FRANCFORT – Les systèmes de paiement sont actuellement confrontés à de profonds changements. Certains pensent que, avec la révolution numérique, qui offre des moyens toujours plus rapides et plus pratiques de régler les transactions, les espèces sont condamnées. Mais penser que le rôle de la monnaie fiduciaire dans l’économie est voué à disparaître serait une erreur.
Les solutions de paiement sans espèces se sont multipliées ces dernières années. Les paiements par carte de crédit, virement en ligne et prélèvement sont d’ores et déjà courants. Et, à présent, les solutions de paiement numériques par smartphone et les portefeuilles mobiles gagnent du terrain. L’émergence d’innovations potentiellement perturbatrices, comme la technologie des grands livres distribués, montre que d’autres changements, peut-être de grande ampleur, pointent à l’horizon.
Plusieurs études, qui ne sont pas liées à l’apparition de ces nouvelles options de paiement, plaident pour l’abolition de la monnaie fiduciaire. Je regrouperais ces défenseurs d’une société sans espèces en trois camps.

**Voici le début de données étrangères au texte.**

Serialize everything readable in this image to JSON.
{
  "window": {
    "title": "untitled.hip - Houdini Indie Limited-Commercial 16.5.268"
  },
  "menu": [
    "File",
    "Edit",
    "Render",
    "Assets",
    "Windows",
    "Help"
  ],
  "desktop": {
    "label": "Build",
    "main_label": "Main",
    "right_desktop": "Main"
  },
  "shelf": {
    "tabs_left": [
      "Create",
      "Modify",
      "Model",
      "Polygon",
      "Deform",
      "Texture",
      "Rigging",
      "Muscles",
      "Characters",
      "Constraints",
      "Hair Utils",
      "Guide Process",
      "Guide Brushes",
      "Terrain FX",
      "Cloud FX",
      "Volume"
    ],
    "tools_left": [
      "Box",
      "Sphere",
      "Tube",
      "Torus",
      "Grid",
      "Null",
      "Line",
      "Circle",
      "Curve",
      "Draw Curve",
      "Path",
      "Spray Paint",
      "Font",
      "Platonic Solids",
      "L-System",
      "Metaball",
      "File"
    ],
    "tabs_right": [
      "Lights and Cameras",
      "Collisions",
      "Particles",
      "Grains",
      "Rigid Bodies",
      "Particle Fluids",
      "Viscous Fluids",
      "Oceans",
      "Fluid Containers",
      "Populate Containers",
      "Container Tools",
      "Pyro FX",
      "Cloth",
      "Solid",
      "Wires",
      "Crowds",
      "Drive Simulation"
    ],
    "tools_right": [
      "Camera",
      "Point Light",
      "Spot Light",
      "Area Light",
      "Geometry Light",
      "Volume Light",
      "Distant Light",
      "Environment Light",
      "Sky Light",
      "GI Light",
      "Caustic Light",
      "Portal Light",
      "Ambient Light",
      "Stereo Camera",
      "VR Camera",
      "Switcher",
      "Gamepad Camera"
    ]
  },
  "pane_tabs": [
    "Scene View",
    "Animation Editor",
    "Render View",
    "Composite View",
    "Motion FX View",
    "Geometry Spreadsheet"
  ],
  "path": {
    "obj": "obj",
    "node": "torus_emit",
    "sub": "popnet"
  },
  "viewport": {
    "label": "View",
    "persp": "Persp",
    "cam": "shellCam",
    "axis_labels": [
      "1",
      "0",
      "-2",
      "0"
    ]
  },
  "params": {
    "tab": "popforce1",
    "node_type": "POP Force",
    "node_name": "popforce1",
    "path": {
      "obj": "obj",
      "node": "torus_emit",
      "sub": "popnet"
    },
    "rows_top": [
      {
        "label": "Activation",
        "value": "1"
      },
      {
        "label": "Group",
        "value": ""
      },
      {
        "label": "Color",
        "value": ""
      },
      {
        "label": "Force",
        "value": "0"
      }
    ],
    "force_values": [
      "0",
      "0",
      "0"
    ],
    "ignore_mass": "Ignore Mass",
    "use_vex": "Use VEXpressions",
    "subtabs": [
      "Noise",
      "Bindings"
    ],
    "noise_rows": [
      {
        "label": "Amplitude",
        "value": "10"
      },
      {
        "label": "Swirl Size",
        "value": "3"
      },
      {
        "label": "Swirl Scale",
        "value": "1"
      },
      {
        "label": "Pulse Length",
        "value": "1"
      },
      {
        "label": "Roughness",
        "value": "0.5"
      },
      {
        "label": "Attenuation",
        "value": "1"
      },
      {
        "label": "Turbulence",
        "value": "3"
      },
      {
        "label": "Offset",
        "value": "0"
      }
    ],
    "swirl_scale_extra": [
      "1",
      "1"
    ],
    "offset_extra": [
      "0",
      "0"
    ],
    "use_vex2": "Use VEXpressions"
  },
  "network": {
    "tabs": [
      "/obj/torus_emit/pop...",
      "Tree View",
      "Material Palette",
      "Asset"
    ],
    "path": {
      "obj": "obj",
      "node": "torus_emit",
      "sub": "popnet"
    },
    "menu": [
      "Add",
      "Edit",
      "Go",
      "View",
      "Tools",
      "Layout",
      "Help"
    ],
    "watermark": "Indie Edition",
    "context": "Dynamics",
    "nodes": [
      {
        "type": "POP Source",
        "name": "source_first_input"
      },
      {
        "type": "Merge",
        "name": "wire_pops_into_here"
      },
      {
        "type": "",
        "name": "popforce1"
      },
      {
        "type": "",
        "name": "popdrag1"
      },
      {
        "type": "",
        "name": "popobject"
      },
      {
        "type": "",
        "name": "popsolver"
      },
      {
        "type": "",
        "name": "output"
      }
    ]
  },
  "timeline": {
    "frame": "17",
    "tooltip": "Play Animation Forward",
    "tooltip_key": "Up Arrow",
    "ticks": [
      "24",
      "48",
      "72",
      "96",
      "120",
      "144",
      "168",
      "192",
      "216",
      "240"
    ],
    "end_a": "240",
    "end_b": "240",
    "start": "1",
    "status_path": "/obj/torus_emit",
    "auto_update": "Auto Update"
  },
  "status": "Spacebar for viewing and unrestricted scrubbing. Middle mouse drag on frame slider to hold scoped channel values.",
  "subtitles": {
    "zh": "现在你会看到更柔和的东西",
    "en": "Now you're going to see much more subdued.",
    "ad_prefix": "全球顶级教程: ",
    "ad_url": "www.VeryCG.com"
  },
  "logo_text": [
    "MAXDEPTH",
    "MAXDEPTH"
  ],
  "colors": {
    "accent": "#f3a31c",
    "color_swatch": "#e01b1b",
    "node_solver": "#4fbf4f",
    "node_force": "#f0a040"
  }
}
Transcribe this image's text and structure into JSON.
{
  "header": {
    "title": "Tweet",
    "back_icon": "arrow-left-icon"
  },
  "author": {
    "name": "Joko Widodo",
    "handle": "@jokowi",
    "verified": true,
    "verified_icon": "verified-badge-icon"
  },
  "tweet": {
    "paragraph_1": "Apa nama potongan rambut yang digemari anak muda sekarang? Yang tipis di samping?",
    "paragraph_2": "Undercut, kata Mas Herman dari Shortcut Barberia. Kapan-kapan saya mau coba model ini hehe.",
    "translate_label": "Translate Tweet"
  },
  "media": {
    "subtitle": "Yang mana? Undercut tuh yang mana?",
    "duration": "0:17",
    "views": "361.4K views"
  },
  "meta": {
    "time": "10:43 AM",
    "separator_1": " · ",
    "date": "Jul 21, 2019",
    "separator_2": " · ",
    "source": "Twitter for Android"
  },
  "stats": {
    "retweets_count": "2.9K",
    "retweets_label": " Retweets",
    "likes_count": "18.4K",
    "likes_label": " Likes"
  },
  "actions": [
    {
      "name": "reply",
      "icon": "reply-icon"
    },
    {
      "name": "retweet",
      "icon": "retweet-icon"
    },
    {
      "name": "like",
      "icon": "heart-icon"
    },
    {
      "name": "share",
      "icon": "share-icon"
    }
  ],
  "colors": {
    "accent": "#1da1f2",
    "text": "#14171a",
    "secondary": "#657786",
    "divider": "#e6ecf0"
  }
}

Les premiers, que je baptiserais les alchimistes, entendent contourner les restrictions imposées à la politique monétaire par la borne zéro sur les taux d’intérêt. Le deuxième camp, du droit et de l’ordre, souhaite supprimer le principal moyen de paiement utilisé dans les activités illégales. Le troisième groupe, enfin, l’alliance des fintech (technologies financières), entrevoit un nouveau créneau d’activité important résultant de l’élimination des coûts élevés de stockage, d’émission et de manipulation des espèces auxquels le secteur financier doit faire face aujourd’hui.
Mais les arguments en faveur d’un monde sans espèces ne résistent pas à l’analyse. Examinons tout d’abord la position des alchimistes. Il est vrai que la conduite de la politique monétaire devient difficile dans un environnement de très faibles taux d’intérêt.
L’expérience montre, cependant, que le plancher effectif des taux d’intérêt est différent de la borne zéro. De fait, les taux d’intérêt négatifs ont produit leurs effets, sans provoquer de ruée sur les espèces, particulièrement en combinaison avec les achats fermes d’actifs, les opérations de crédit à long terme (y compris les « soumissions totalement servies » et « ciblées ») et les indications sur l’orientation future de la politique monétaire (forward guidance). En tant que tels, les taux d’intérêt négatifs doivent être compris comme un instrument non conventionnel de politique monétaire distinct des faibles taux d’intérêt.
Les arguments du camp du droit et de l’ordre en faveur de l’abolition des espèces ne résistent pas davantage à l’examen. Servant de réserve de valeur et de moyen de paiement, la monnaie fiduciaire remplit une importante fonction sociale pour de nombreux citoyens respectueux des lois. Suggérerait-on d’interdire la possession de voitures de luxe ou de pierres précieuses au prétexte que les criminels en sont friands ? Porter atteinte à la majorité « respectable » pour punir une minorité « se comportant mal » reviendrait à écraser une mouche avec un marteau et casser la table en même temps.
Enfin, l’alliance des fintech fait miroiter, grâce à ses solutions de paiement numériques innovantes, des transactions financières plus simples à effectuer. Les consommateurs ne devraient plus transporter des liasses de billets ou chercher des distributeurs automatiques. Mais la question reste entière : le secteur encore très fragmenté des paiements numériques aidera-t-il les consommateurs davantage que les entreprises offrant les solutions de paiement ?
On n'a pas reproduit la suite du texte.